Hello,
I'm curious about the best way to work with a "spotty" continuous variable, ie a variable that is technically continuous, but there are some gaps in the values such that you might worry a model might not fit too well.
For example, say I have fifteen samples in three groups, with a continuous variable that has gaps as below.
DF <- data.frame(Group = c(rep("A",5), rep("B",5), rep("C",5)),
Variable <- c(196, 272, 284, 395, 407, 631, 683, 715, 784, 928, 1176, 1177, 1193, 1234, 1240))
ggplot(DF, aes(x=Variable, y=Variable, color=Group))+
geom_point(shape=2, stroke=1, size=3)
One part of the analysis will be comparing gene expression between the three groups. Since the continuous variable differs by group, a between-group comparison will tell me a bit about gene expression that co-varies with my variable. However, I wonder if I'd get more information by modelling gene expression based on the continuous variable (especially since my group size is small and the continuous variable is very biologically interesting), either by including it in the model in limma or by using splines.
My question is, will either of those options (covariate or splines) be overly negatively affected by the gaps in the continuous variable?
Thanks for your help!
Hi Aaron-
Whoops! Let me re-ask my question in a way that doesn’t create a bigger problem than what I’m intending to ask about! (I’’ll leave my original question too, in case it helps anyone with that problem.)
Let’s say I have 15 samples from one population and have a continuous variable measurement for each - same data as above, but without the groups. The continuous variable has some natural gaps that make it easy to bin the samples into three bins - groups A, B, and C above are now bins based on Variable.
Would I be correct that modeling gene expression on Variable (as a continuous variable) across all samples would give me more power to detect associations than binning Variable and testing for DEG between bins?

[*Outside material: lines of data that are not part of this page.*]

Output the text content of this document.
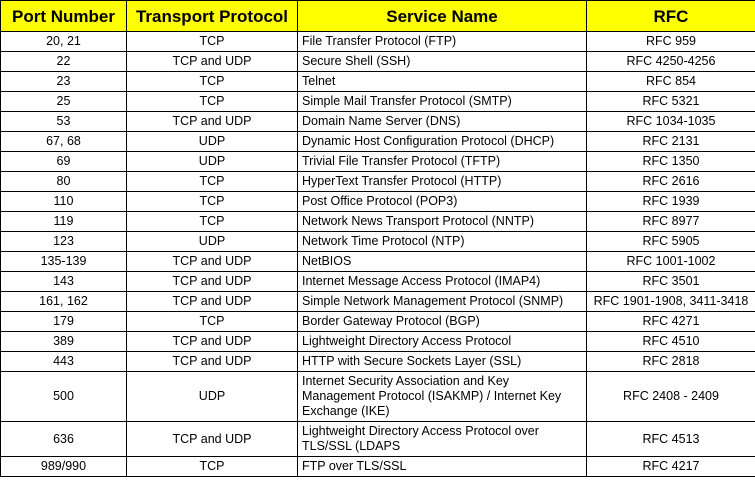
Port Number	Transport Protocol	Service Name	RFC
20, 21	TCP	File Transfer Protocol (FTP)	RFC 959
22	TCP and UDP	Secure Shell (SSH)	RFC 4250-4256
23	TCP	Telnet	RFC 854
25	TCP	Simple Mail Transfer Protocol (SMTP)	RFC 5321
53	TCP and UDP	Domain Name Server (DNS)	RFC 1034-1035
67, 68	UDP	Dynamic Host Configuration Protocol (DHCP)	RFC 2131
69	UDP	Trivial File Transfer Protocol (TFTP)	RFC 1350
80	TCP	HyperText Transfer Protocol (HTTP)	RFC 2616
110	TCP	Post Office Protocol (POP3)	RFC 1939
119	TCP	Network News Transport Protocol (NNTP)	RFC 8977
123	UDP	Network Time Protocol (NTP)	RFC 5905
135-139	TCP and UDP	NetBIOS	RFC 1001-1002
143	TCP and UDP	Internet Message Access Protocol (IMAP4)	RFC 3501
161, 162	TCP and UDP	Simple Network Management Protocol (SNMP)	RFC 1901-1908, 3411-3418
179	TCP	Border Gateway Protocol (BGP)	RFC 4271
389	TCP and UDP	Lightweight Directory Access Protocol	RFC 4510
443	TCP and UDP	HTTP with Secure Sockets Layer (SSL)	RFC 2818
500	UDP	Internet Security Association and Key Management Protocol (ISAKMP) / Internet Key Exchange (IKE)	RFC 2408 - 2409
636	TCP and UDP	Lightweight Directory Access Protocol over TLS/SSL (LDAPS	RFC 4513
989/990	TCP	FTP over TLS/SSL	RFC 4217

Is this true even if Variable has bigger gaps? Is there a rule of thumb for when you should bin a spotty continuous variable and do between-group testing and when you should use splines / include your continuous variable in the model? Will limma ever throw an error or warning if your continuous variable is not “continuous” enough to use splines?

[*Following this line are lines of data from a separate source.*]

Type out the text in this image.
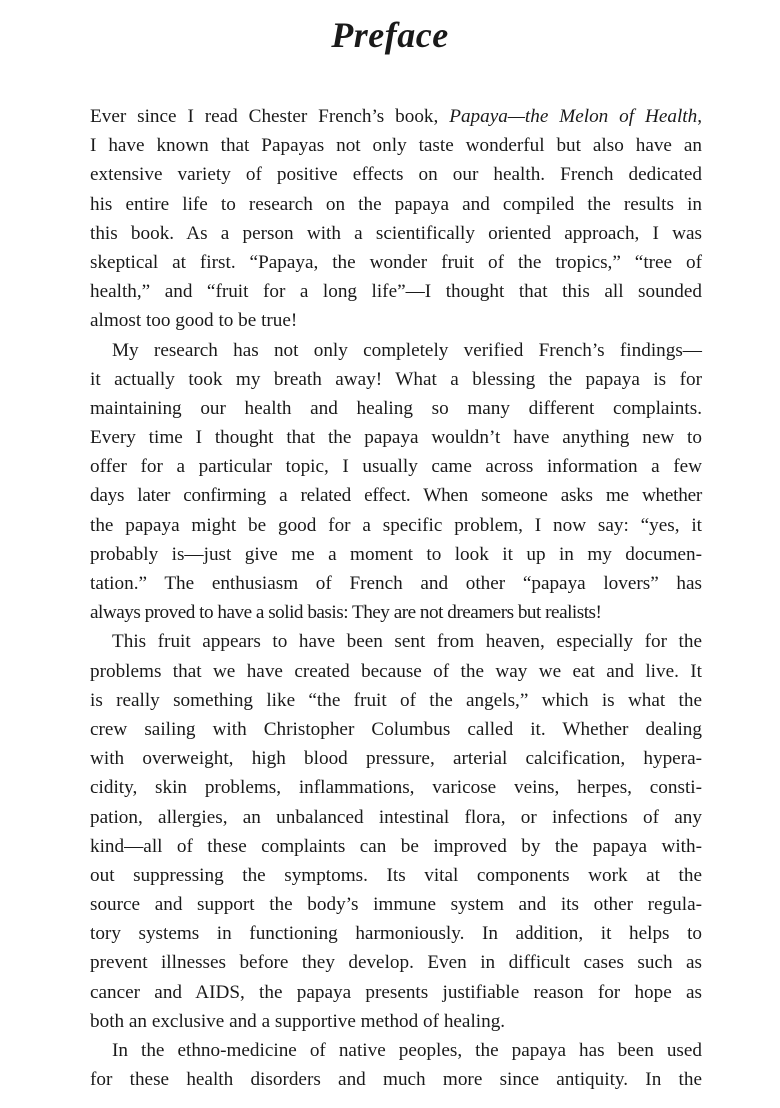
Preface
Ever since I read Chester French’s book, Papaya—the Melon of Health,
I have known that Papayas not only taste wonderful but also have an
extensive variety of positive effects on our health. French dedicated
his entire life to research on the papaya and compiled the results in
this book. As a person with a scientifically oriented approach, I was
skeptical at first. “Papaya, the wonder fruit of the tropics,” “tree of
health,” and “fruit for a long life”—I thought that this all sounded
almost too good to be true!
My research has not only completely verified French’s findings—
it actually took my breath away! What a blessing the papaya is for
maintaining our health and healing so many different complaints.
Every time I thought that the papaya wouldn’t have anything new to
offer for a particular topic, I usually came across information a few
days later confirming a related effect. When someone asks me whether
the papaya might be good for a specific problem, I now say: “yes, it
probably is—just give me a moment to look it up in my documen-
tation.” The enthusiasm of French and other “papaya lovers” has
always proved to have a solid basis: They are not dreamers but realists!
This fruit appears to have been sent from heaven, especially for the
problems that we have created because of the way we eat and live. It
is really something like “the fruit of the angels,” which is what the
crew sailing with Christopher Columbus called it. Whether dealing
with overweight, high blood pressure, arterial calcification, hypera-
cidity, skin problems, inflammations, varicose veins, herpes, consti-
pation, allergies, an unbalanced intestinal flora, or infections of any
kind—all of these complaints can be improved by the papaya with-
out suppressing the symptoms. Its vital components work at the
source and support the body’s immune system and its other regula-
tory systems in functioning harmoniously. In addition, it helps to
prevent illnesses before they develop. Even in difficult cases such as
cancer and AIDS, the papaya presents justifiable reason for hope as
both an exclusive and a supportive method of healing.
In the ethno-medicine of native peoples, the papaya has been used
for these health disorders and much more since antiquity. In the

Thanks for your thoughts on this!
There are two considerations here.
Power: Fitting a spline with more than 2 degrees of freedom should fit better than three groups, as you would be able to account for trends within each group. This should result in a decreased dispersion estimate and increased power. If you have enough spline parameters, you would also be able to detect trends within each group that would not be seen in a group-based analysis if the group-wise averages were the same.

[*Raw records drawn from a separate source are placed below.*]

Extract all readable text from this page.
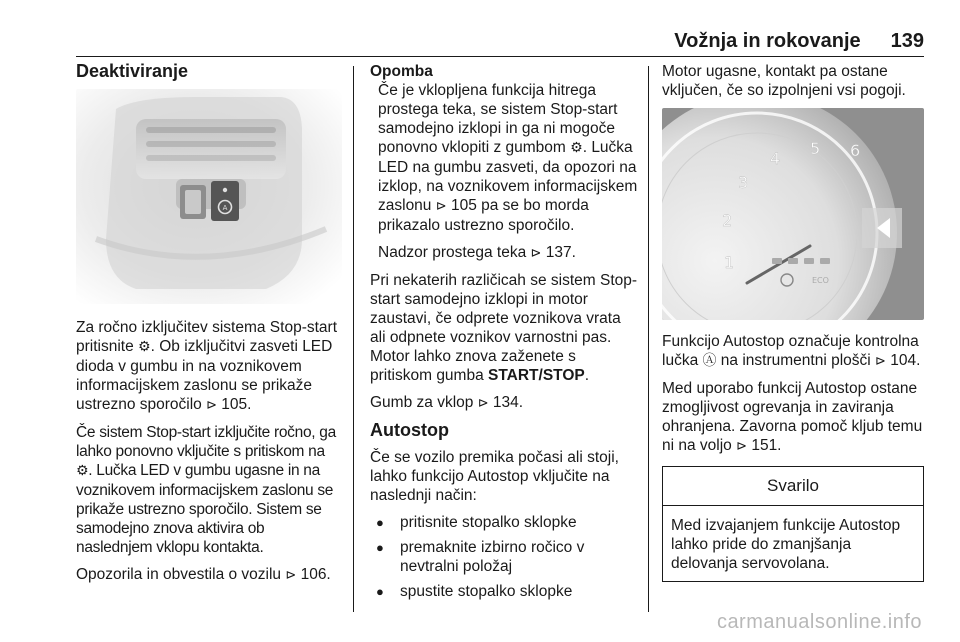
Vožnja in rokovanje 139
Deaktiviranje
A

Za ročno izključitev sistema Stop-start pritisnite ⚙. Ob izključitvi zasveti LED dioda v gumbu in na voznikovem informacijskem zaslonu se prikaže ustrezno sporočilo ⊳ 105.

Če sistem Stop-start izključite ročno, ga lahko ponovno vključite s pritiskom na ⚙. Lučka LED v gumbu ugasne in na voznikovem informacijskem zaslonu se prikaže ustrezno sporočilo. Sistem se samodejno znova aktivira ob naslednjem vklopu kontakta.

Opozorila in obvestila o vozilu ⊳ 106.

Opomba

Če je vklopljena funkcija hitrega prostega teka, se sistem Stop-start samodejno izklopi in ga ni mogoče ponovno vklopiti z gumbom ⚙. Lučka LED na gumbu zasveti, da opozori na izklop, na voznikovem informacijskem zaslonu ⊳ 105 pa se bo morda prikazalo ustrezno sporočilo.

Nadzor prostega teka ⊳ 137.

Pri nekaterih različicah se sistem Stop-start samodejno izklopi in motor zaustavi, če odprete voznikova vrata ali odpnete voznikov varnostni pas. Motor lahko znova zaženete s pritiskom gumba START/STOP.

Gumb za vklop ⊳ 134.

Autostop

Če se vozilo premika počasi ali stoji, lahko funkcijo Autostop vključite na naslednji način:

● pritisnite stopalko sklopke
● premaknite izbirno ročico v nevtralni položaj
● spustite stopalko sklopke

Motor ugasne, kontakt pa ostane vključen, če so izpolnjeni vsi pogoji.

1
2
3
4
5 6
ECO

Funkcijo Autostop označuje kontrolna lučka Ⓐ na instrumentni plošči ⊳ 104.

Med uporabo funkcij Autostop ostane zmogljivost ogrevanja in zaviranja ohranjena. Zavorna pomoč kljub temu ni na voljo ⊳ 151.

Svarilo
Med izvajanjem funkcije Autostop lahko pride do zmanjšanja delovanja servovolana.
carmanualsonline.info
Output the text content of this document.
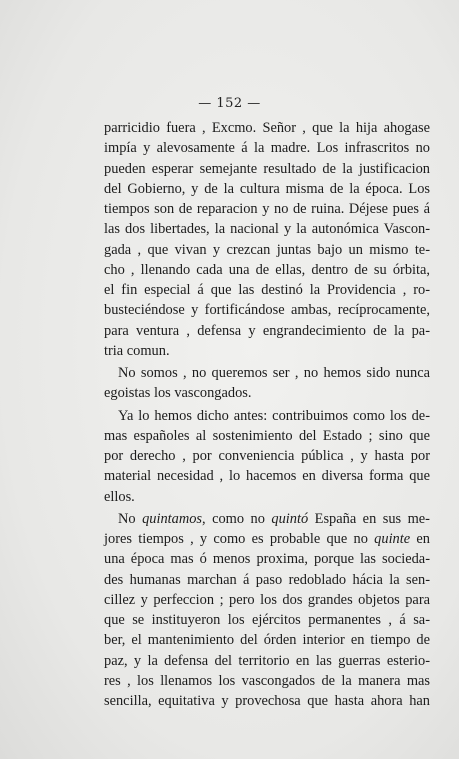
— 152 —
parricidio fuera , Excmo. Señor , que la hija ahogase
impía y alevosamente á la madre. Los infrascritos no
pueden esperar semejante resultado de la justificacion
del Gobierno, y de la cultura misma de la época. Los
tiempos son de reparacion y no de ruina. Déjese pues á
las dos libertades, la nacional y la autonómica Vascon-
gada , que vivan y crezcan juntas bajo un mismo te-
cho , llenando cada una de ellas, dentro de su órbita,
el fin especial á que las destinó la Providencia , ro-
busteciéndose y fortificándose ambas, recíprocamente,
para ventura , defensa y engrandecimiento de la pa-
tria comun.
No somos , no queremos ser , no hemos sido nunca
egoistas los vascongados.
Ya lo hemos dicho antes: contribuimos como los de-
mas españoles al sostenimiento del Estado ; sino que
por derecho , por conveniencia pública , y hasta por
material necesidad , lo hacemos en diversa forma que
ellos.
No quintamos, como no quintó España en sus me-
jores tiempos , y como es probable que no quinte en
una época mas ó menos proxima, porque las socieda-
des humanas marchan á paso redoblado hácia la sen-
cillez y perfeccion ; pero los dos grandes objetos para
que se instituyeron los ejércitos permanentes , á sa-
ber, el mantenimiento del órden interior en tiempo de
paz, y la defensa del territorio en las guerras esterio-
res , los llenamos los vascongados de la manera mas
sencilla, equitativa y provechosa que hasta ahora han
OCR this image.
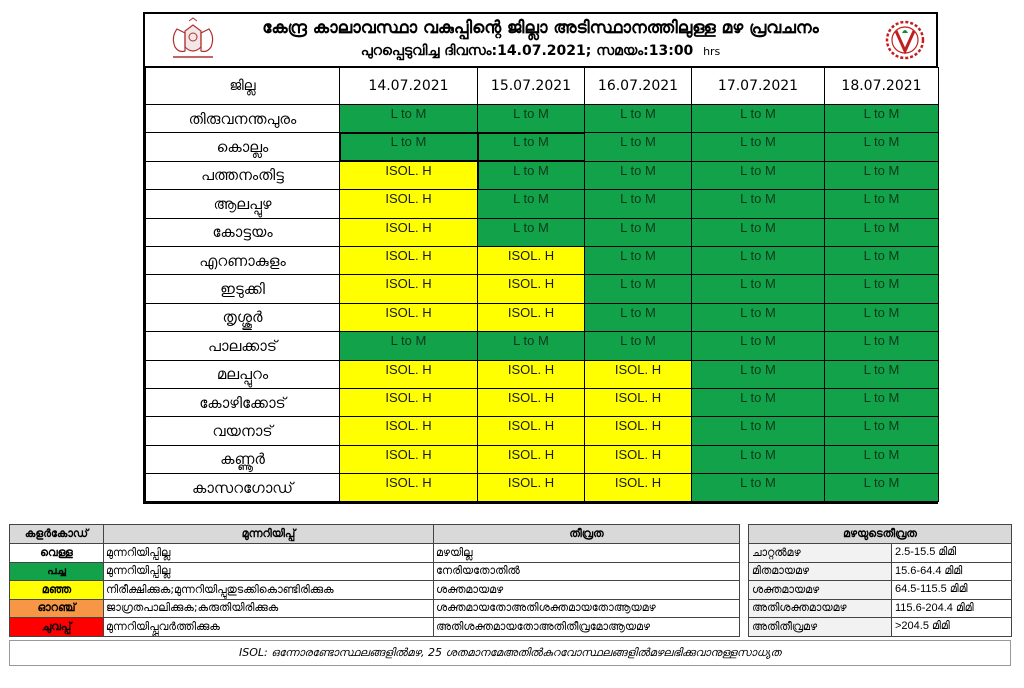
കേന്ദ്ര കാലാവസ്ഥാ വകുപ്പിന്റെ ജില്ലാ അടിസ്ഥാനത്തിലുള്ള മഴ പ്രവചനം
പുറപ്പെടുവിച്ച ദിവസം:14.07.2021; സമയം:13:00 hrs
ജില്ല	14.07.2021	15.07.2021	16.07.2021	17.07.2021	18.07.2021
തിരുവനന്തപുരം	L to M	L to M	L to M	L to M	L to M
കൊല്ലം	L to M	L to M	L to M	L to M	L to M
പത്തനംതിട്ട	ISOL. H	L to M	L to M	L to M	L to M
ആലപ്പുഴ	ISOL. H	L to M	L to M	L to M	L to M
കോട്ടയം	ISOL. H	L to M	L to M	L to M	L to M
എറണാകുളം	ISOL. H	ISOL. H	L to M	L to M	L to M
ഇടുക്കി	ISOL. H	ISOL. H	L to M	L to M	L to M
തൃശ്ശൂർ	ISOL. H	ISOL. H	L to M	L to M	L to M
പാലക്കാട്	L to M	L to M	L to M	L to M	L to M
മലപ്പുറം	ISOL. H	ISOL. H	ISOL. H	L to M	L to M
കോഴിക്കോട്	ISOL. H	ISOL. H	ISOL. H	L to M	L to M
വയനാട്	ISOL. H	ISOL. H	ISOL. H	L to M	L to M
കണ്ണൂർ	ISOL. H	ISOL. H	ISOL. H	L to M	L to M
കാസറഗോഡ്	ISOL. H	ISOL. H	ISOL. H	L to M	L to M
കളർകോഡ്	മുന്നറിയിപ്പ്	തീവ്രത
വെള്ള	മുന്നറിയിപ്പില്ല	മഴയില്ല
പച്ച	മുന്നറിയിപ്പില്ല	നേരിയതോതിൽ
മഞ്ഞ	നിരീക്ഷിക്കുക;മുന്നറിയിപ്പുതുടക്കികൊണ്ടിരിക്കുക	ശക്തമായമഴ
ഓറഞ്ച്	ജാഗ്രതപാലിക്കുക;കരുതിയിരിക്കുക	ശക്തമായതോഅതിശക്തമായതോആയമഴ
ചുവപ്പ്	മുന്നറിയിപ്പ്പ്രവർത്തിക്കുക	അതിശക്തമായതോഅതിതീവ്രമോആയമഴ
മഴയുടെതീവ്രത	
ചാറ്റൽമഴ	2.5-15.5 മിമി
മിതമായമഴ	15.6-64.4 മിമി
ശക്തമായമഴ	64.5-115.5 മിമി
അതിശക്തമായമഴ	115.6-204.4 മിമി
അതിതീവ്രമഴ	>204.5 മിമി
ISOL: ഒന്നോരണ്ടോസ്ഥലങ്ങളിൽമഴ, 25 ശതമാനമേഅതിൽകുറവോസ്ഥലങ്ങളിൽമഴലഭിക്കുവാനുള്ളസാധ്യത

Interpretation: Splines are a real pain to interpret, while groups are easy. You can compare one group to another easily, compute log-fold changes, etc. You can't do that with splines - all you will get is "does the continuous variable have a significant effect?" This is something that you need to think about; there's no point doing an analysis with lots of power if it becomes so much harder to interpret scientifically.
It's probably okay. It depends on the algorithm used for knot placement; if your knots land in intervals without points, they probably won't contribute much to the fit.
No hard number comes to mind. One could imagine doing cross-validation to determine the ideal number of spline d.f., and then checking whether the residual variance from a group-based analysis is much greater than this... that's a pain. Probably the easier thing is to ask, "Do I care about trends within groups?" If you do, then use a spline. If you don't, then use the groups.
If you have fewer unique values than spline d.f., limma will warn about unestimable coefficients.